Sidebar: Amenhotep II Pharaoh of the Exodus?
For the unnamed pharaoh of the Exodus to be identified, he must fit a number of parameters. He must not have been a firstborn, for he survived the 10th plague, which killed all the Egyptian firstborn (Exodus 12:30). His successor must not have been a firstborn, for his heir died during this same event. And he must have died in the Red Sea (Exodus 14:5-7, 28; Psalm 106:11), making it impossible for his body to undergo the usual ceremonial mummification process.
Amenhotep ii is a good possibility. If we adhere to high Egyptian chronology, he would have been on the throne during the years up to and including a circa-1446 Exodus. He was not the firstborn son of his father, Tuthmose iii. Amenhotep’s own firstborn son died as a young boy. The 15th-century b.c.e. vizier Rekhmire, whose tomb walls display images of slaves making bricks, served under this pharaoh. Amenhotep ii is known to have maliciously denigrated Semites, warned about magicians, and taken revenge on the memory of his step-grandmother, the famous “Egyptian princess” Hatshepsut.

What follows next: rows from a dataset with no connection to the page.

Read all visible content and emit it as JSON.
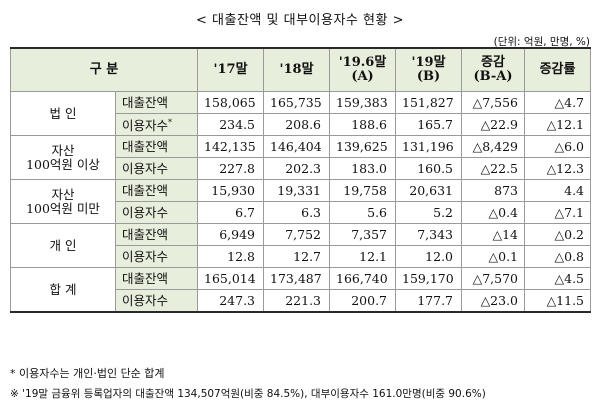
{
  "title": "< 대출잔액 및 대부이용자수 현황 >",
  "unit": "(단위: 억원, 만명, %)",
  "header": {
    "gubun": "구  분",
    "col17": "'17말",
    "col18": "'18말",
    "col196_line1": "'19.6말",
    "col196_line2": "(A)",
    "col19_line1": "'19말",
    "col19_line2": "(B)",
    "delta_line1": "증감",
    "delta_line2": "(B-A)",
    "rate": "증감률"
  },
  "groups": [
    {
      "label": "법 인",
      "rows": [
        {
          "metric": "대출잔액",
          "v17": "158,065",
          "v18": "165,735",
          "v196": "159,383",
          "v19": "151,827",
          "delta": "△7,556",
          "rate": "△4.7"
        },
        {
          "metric": "이용자수",
          "sup": "*",
          "v17": "234.5",
          "v18": "208.6",
          "v196": "188.6",
          "v19": "165.7",
          "delta": "△22.9",
          "rate": "△12.1"
        }
      ]
    },
    {
      "label": "자산\n100억원 이상",
      "rows": [
        {
          "metric": "대출잔액",
          "v17": "142,135",
          "v18": "146,404",
          "v196": "139,625",
          "v19": "131,196",
          "delta": "△8,429",
          "rate": "△6.0"
        },
        {
          "metric": "이용자수",
          "v17": "227.8",
          "v18": "202.3",
          "v196": "183.0",
          "v19": "160.5",
          "delta": "△22.5",
          "rate": "△12.3"
        }
      ]
    },
    {
      "label": "자산\n100억원 미만",
      "rows": [
        {
          "metric": "대출잔액",
          "v17": "15,930",
          "v18": "19,331",
          "v196": "19,758",
          "v19": "20,631",
          "delta": "873",
          "rate": "4.4"
        },
        {
          "metric": "이용자수",
          "v17": "6.7",
          "v18": "6.3",
          "v196": "5.6",
          "v19": "5.2",
          "delta": "△0.4",
          "rate": "△7.1"
        }
      ]
    },
    {
      "label": "개 인",
      "rows": [
        {
          "metric": "대출잔액",
          "v17": "6,949",
          "v18": "7,752",
          "v196": "7,357",
          "v19": "7,343",
          "delta": "△14",
          "rate": "△0.2"
        },
        {
          "metric": "이용자수",
          "v17": "12.8",
          "v18": "12.7",
          "v196": "12.1",
          "v19": "12.0",
          "delta": "△0.1",
          "rate": "△0.8"
        }
      ]
    },
    {
      "label": "합 계",
      "rows": [
        {
          "metric": "대출잔액",
          "v17": "165,014",
          "v18": "173,487",
          "v196": "166,740",
          "v19": "159,170",
          "delta": "△7,570",
          "rate": "△4.5"
        },
        {
          "metric": "이용자수",
          "v17": "247.3",
          "v18": "221.3",
          "v196": "200.7",
          "v19": "177.7",
          "delta": "△23.0",
          "rate": "△11.5"
        }
      ]
    }
  ],
  "footnotes": {
    "note1": "* 이용자수는 개인·법인 단순 합계",
    "note2": "※ '19말 금융위 등록업자의 대출잔액 134,507억원(비중 84.5%), 대부이용자수 161.0만명(비중 90.6%)"
  }
}
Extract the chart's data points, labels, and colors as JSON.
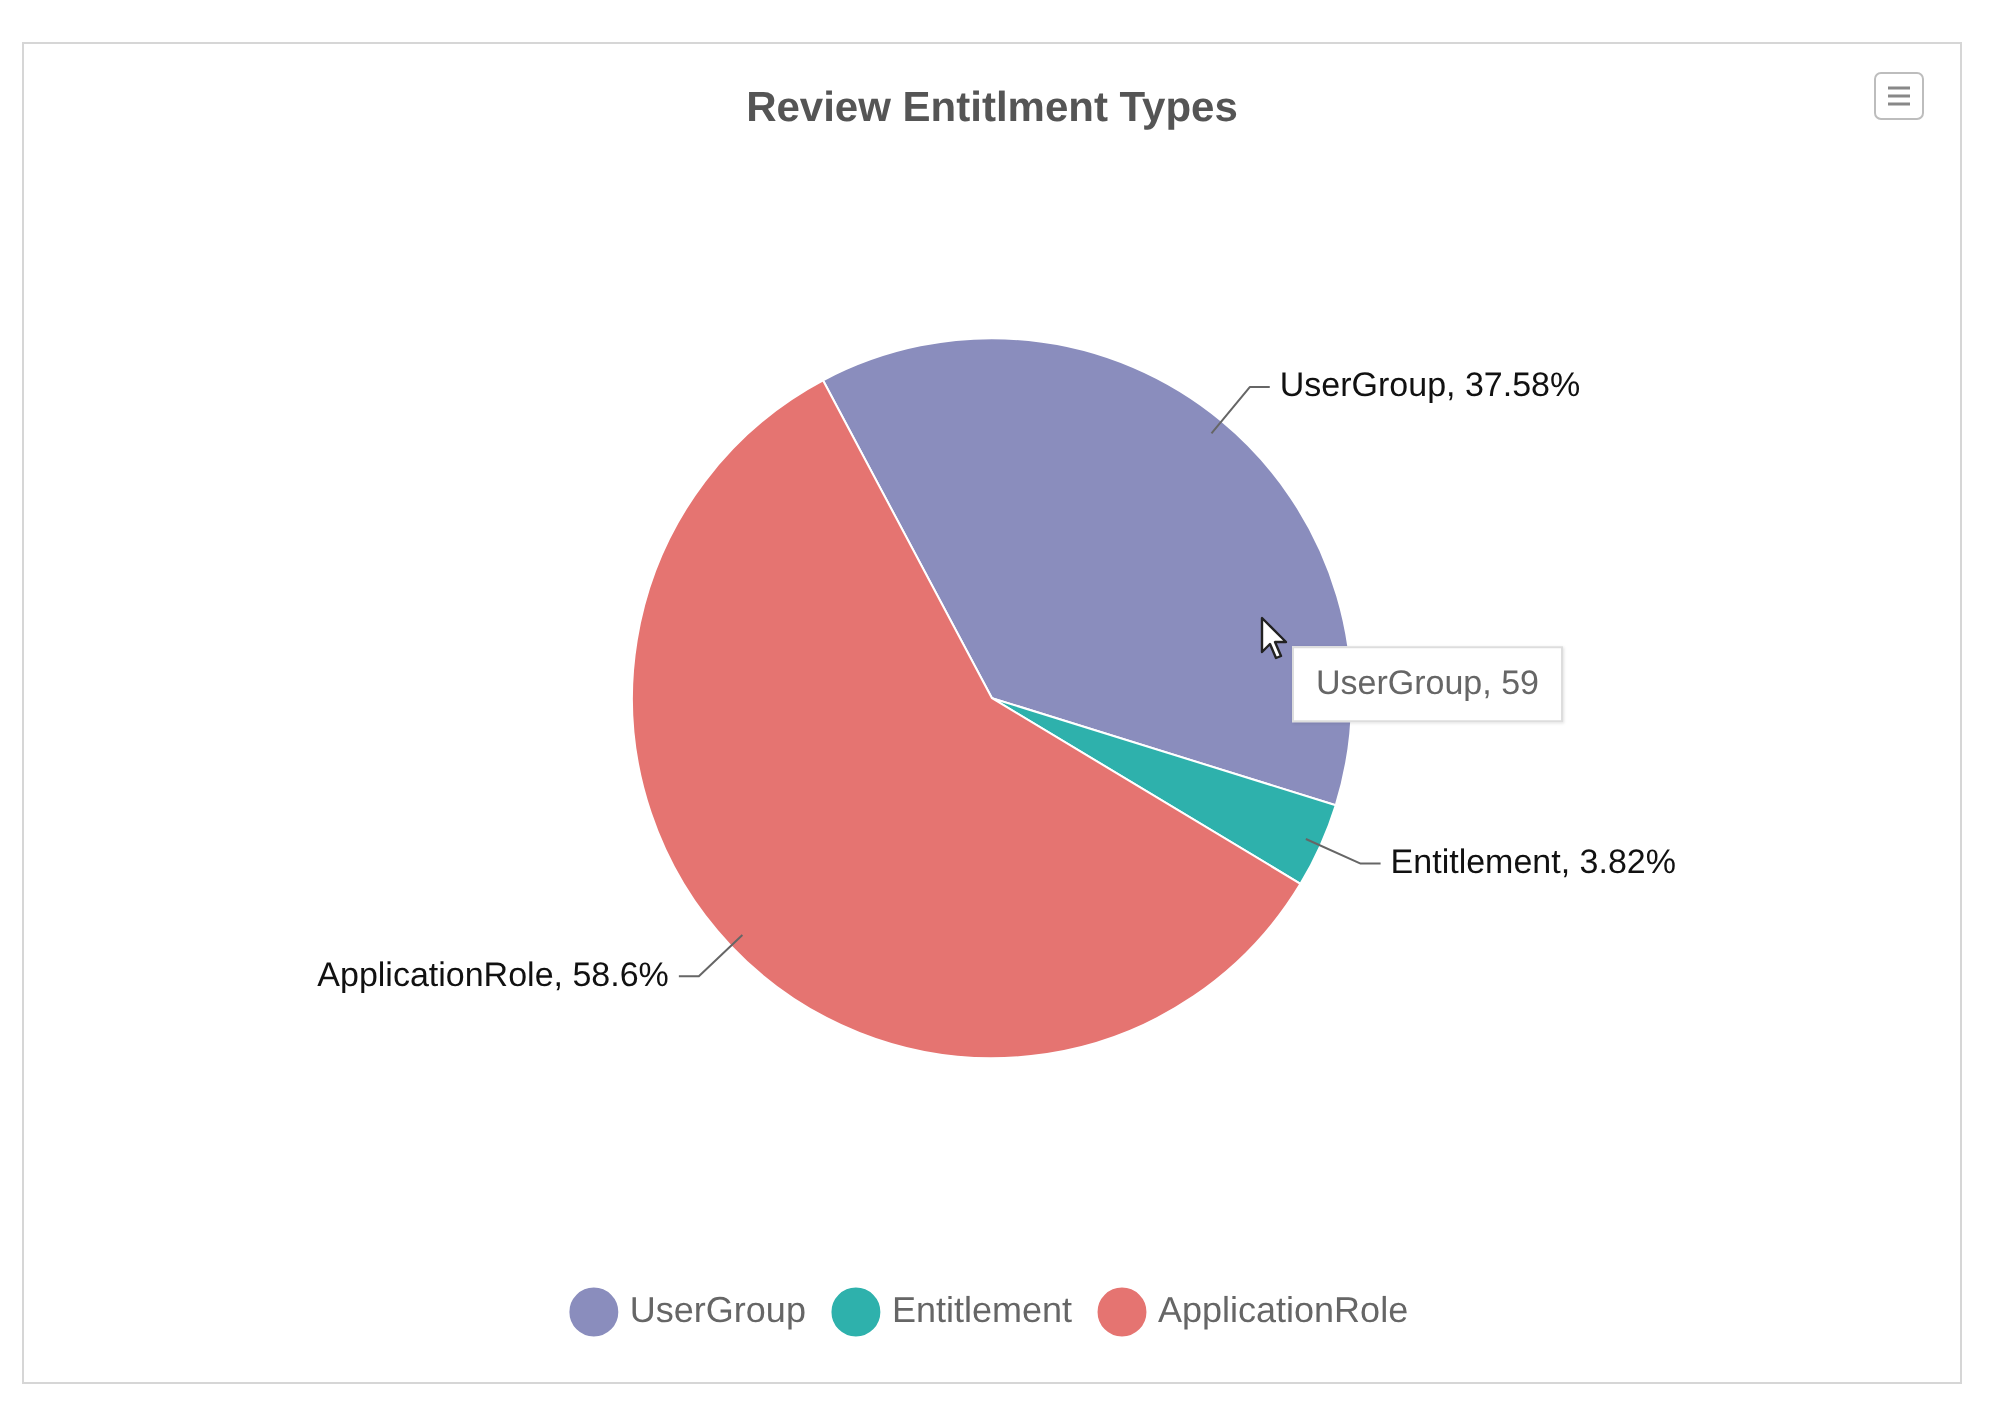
{
  "chart_data": {
    "type": "pie",
    "title": "Review Entitlment Types",
    "categories": [
      "UserGroup",
      "Entitlement",
      "ApplicationRole"
    ],
    "values": [
      37.58,
      3.82,
      58.6
    ],
    "colors": [
      "#8a8dbd",
      "#2eb1ac",
      "#e57471"
    ],
    "value_labels": [
      "UserGroup, 37.58%",
      "Entitlement, 3.82%",
      "ApplicationRole, 58.6%"
    ],
    "legend": "bottom",
    "annotations": [
      "UserGroup, 59"
    ]
  }
}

These are all tantalizing connections to the biblical Exodus.
The question remains: How could Amenhotep ii be the pharaoh of the Exodus, seeing that his mummified body has been discovered? According to Prof. William Shea, some material evidence suggests that a stand-in pharaoh, taking the same name, may have taken up the position of a fallen Amenhotep. If so, this could have been the man buried and mummified as Amenhotep ii. Such an action to hide the ignominious fate of the real pharaoh would maintain a facade of continuous Egyptian power to neighboring countries. And it would fit Manetho’s narrative of Amenophis “successfully” chasing the leper-slaves all the way up into the Levant, rather than being cut short at the Red Sea.